To know which hyperparameters can be tuned you can use the output of the function get_tunable_args. Parallel computation increases the speed only for large datasets due to the time necessary to create the cluster. Part of the code is inspired by this post.

Examples

Run this code

# NOT RUN {
# Acquire environmental variables
files <- list.files(path = file.path(system.file(package = "dismo"), "ex"),
                    pattern = "grd", full.names = TRUE)
predictors <- raster::stack(files)

# Prepare presence locations
p_coords <- condor[, 1:2]

# Prepare background locations
bg_coords <- dismo::randomPoints(predictors, 5000)

# Create SWD object
presence <- prepareSWD(species = "Vultur gryphus", coords = p_coords,
                       env = predictors, categorical = "biome")
bg <- prepareSWD(species = "Vultur gryphus", coords = bg_coords,
                 env = predictors, categorical = "biome")

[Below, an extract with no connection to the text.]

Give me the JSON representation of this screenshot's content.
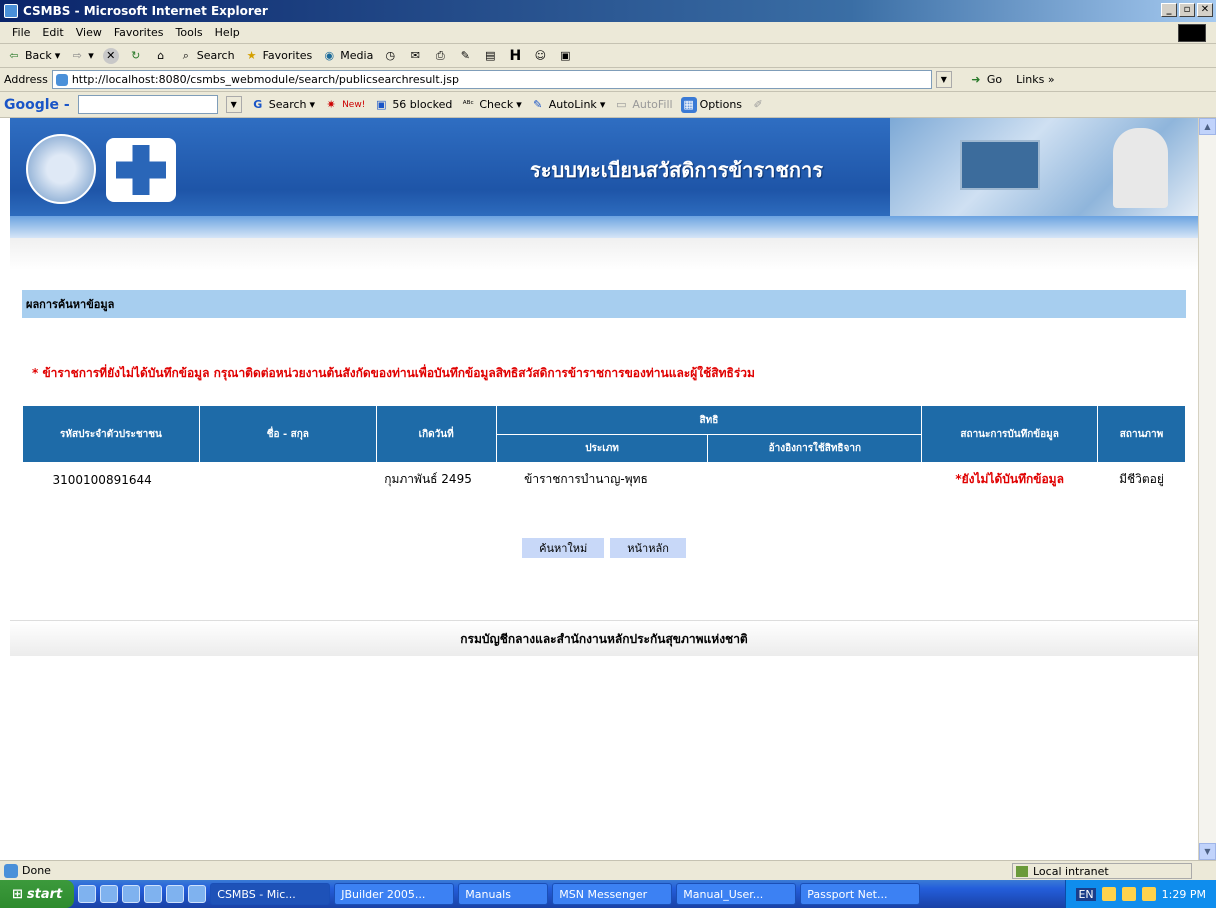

# Split presence locations in training (80%) and testing (20%) datasets
datasets <- trainValTest(presence, test = 0.2)
train <- datasets[[1]]
test <- datasets[[2]]

# Train a model
model <- train(method = "Maxent", p = train, a = bg, fc = "l")

# Define the hyperparameters to test
h <- list(reg = 1:3, fc = c("lqp", "lqph", "lh"), a = seq(3000, 4500, 500),
          iter = seq(300, 700, 100))

# Run the function using as metric the AUC
output <- optimizeModel(model, hypers = h, metric = "auc", test = test,
                        bg4test = bg, seed = 25)
output@results
output@models
output@models[[1]]  # Best model
# }